The caudate lobe hypertrophy is the foundation for development of imaging-based cirrhosis scores: first cirrhosis scoring based on axial imaging measurements was developed by Harbin et al. using the caudate-right lobe ratio (C/RL) by dividing the width of the transverse caudate lobe to the width of the transverse right lobe at bifurcation of portal vein [19]. A ratio ≥0.65 is a positive diagnostic indicator for cirrhosis, with 100% specificity, good sensitivity (84%), and accuracy (94%) [19]. A modified caudate-right lobe ratio (C/RL-m) was proposed, using the right portal vein bifurcation instead of main portal as lateral boundary with more accuracy for diagnosing cirrhosis and evaluating its clinical severity [20]. The latest imaging score for cirrhosis proposed by Huber et al. uses the combination of both morphological and vascular changes, dividing the sum of liver vein diameters by the C/RL-m [21].
The objective of this study was to identify changes in hepatic morphology that evoke reversibility of fibrosis using CT scans, in patients with HCV-related compensated cirrhosis who have achieved SVR following treatment with DAAs.

2. Methods

2.1. Study Design

This is a prospective study on patients with genotype 1 HCV-related compensated cirrhosis who have achieved SVR after treatment with DAAs (Ombitasvir/Paritaprevir/ritonavir+ Dasabuvir). Eligibility of enrolled patients was assessed following the criteria established by our National Health Insurance Agency and recommended by international guidelines: adult, treatment experienced or naïve patients with Child–Pugh class A cirrhosis assessed by Fibromax® Biopredictive (cut-off of 0.71 for F4) or liver biopsy (F4 by METAVIR). Exclusion criteria were decompensated liver cirrhosis or evidence of hepatocellular carcinoma.
Every patient had a CT examination before treatment to exclude liver malignancy and to evaluate the liver morphology. After the treatment the imaging follow-up protocol included US at every 6 months.
A second CT examination was performed after the treatment, within 6 and 18 months following SVR achievement, to characterize nodular lesions or other parenchymal abnormalities detected by US.
All CT scans were anonymized and independently reviewed by three senior radiologists with experience in hepatobiliary radiology, blinded to all patient information.
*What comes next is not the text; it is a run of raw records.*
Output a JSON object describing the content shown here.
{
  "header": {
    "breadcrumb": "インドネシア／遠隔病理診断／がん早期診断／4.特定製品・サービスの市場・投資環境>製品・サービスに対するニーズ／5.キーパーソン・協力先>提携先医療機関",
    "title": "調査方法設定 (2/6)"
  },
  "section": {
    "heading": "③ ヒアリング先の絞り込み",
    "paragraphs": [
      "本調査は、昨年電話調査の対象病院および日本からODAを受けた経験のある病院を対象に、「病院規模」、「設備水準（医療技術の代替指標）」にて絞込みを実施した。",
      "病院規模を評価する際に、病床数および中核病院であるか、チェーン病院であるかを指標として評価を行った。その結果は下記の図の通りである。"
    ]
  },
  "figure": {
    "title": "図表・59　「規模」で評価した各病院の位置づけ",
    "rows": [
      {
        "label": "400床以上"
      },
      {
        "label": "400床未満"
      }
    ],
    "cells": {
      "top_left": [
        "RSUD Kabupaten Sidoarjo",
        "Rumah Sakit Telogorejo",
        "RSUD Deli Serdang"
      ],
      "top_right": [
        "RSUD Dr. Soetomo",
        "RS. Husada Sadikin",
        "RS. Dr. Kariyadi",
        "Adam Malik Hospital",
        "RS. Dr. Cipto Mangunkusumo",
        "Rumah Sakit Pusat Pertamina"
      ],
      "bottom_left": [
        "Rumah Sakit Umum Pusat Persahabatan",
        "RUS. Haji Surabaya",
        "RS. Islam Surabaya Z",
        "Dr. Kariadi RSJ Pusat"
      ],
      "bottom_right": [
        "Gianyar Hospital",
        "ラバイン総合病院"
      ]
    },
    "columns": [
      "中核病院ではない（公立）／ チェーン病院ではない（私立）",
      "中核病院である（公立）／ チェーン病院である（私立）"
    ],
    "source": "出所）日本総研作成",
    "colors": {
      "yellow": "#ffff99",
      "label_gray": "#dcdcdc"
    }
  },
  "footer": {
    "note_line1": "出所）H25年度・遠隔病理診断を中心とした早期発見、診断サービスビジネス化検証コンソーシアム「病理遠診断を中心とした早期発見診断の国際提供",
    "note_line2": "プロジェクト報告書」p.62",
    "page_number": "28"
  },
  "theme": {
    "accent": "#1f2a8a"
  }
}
A fourth reader provided consensus in cases with disagreement in measurement.
In order to avoid errors related to the different section level in two different examinations, measurements were made after synchronization, as close to the same section level starting from anatomical landmarks.
The local Ethical Committee approved this study. Written informed consent was obtained from each patient and the study was conducted according to the Declaration of Helsinki.

2.2. Scanning Protocols

We used a Siemens Sensation® 16 slice configuration CT scanner (Siemens AG Medical Solution, Erlangen, Germany). Our scanning protocol was optimized for detection of potential malignant liver lesion, according with CT/MRI Diagnostic LI-RADS® recommendation for CT scanning protocol. This protocol includes anon-enhanced scan followed by i.v. administration of iodine-based contrast medium with tri-phase liver scan (arterial, portal and equilibrium phase). The contrast medium was administered in bolus with an injection rate of 3–5 mL/s. The arterial phase was acquired at 30–35 s (late arterial phase) and the venous phase at 75 s after contrast injection. The equilibrium phase was acquired at about 4 min after contrast injection. Patients were examined in the supine position, in post inspiratory apnea.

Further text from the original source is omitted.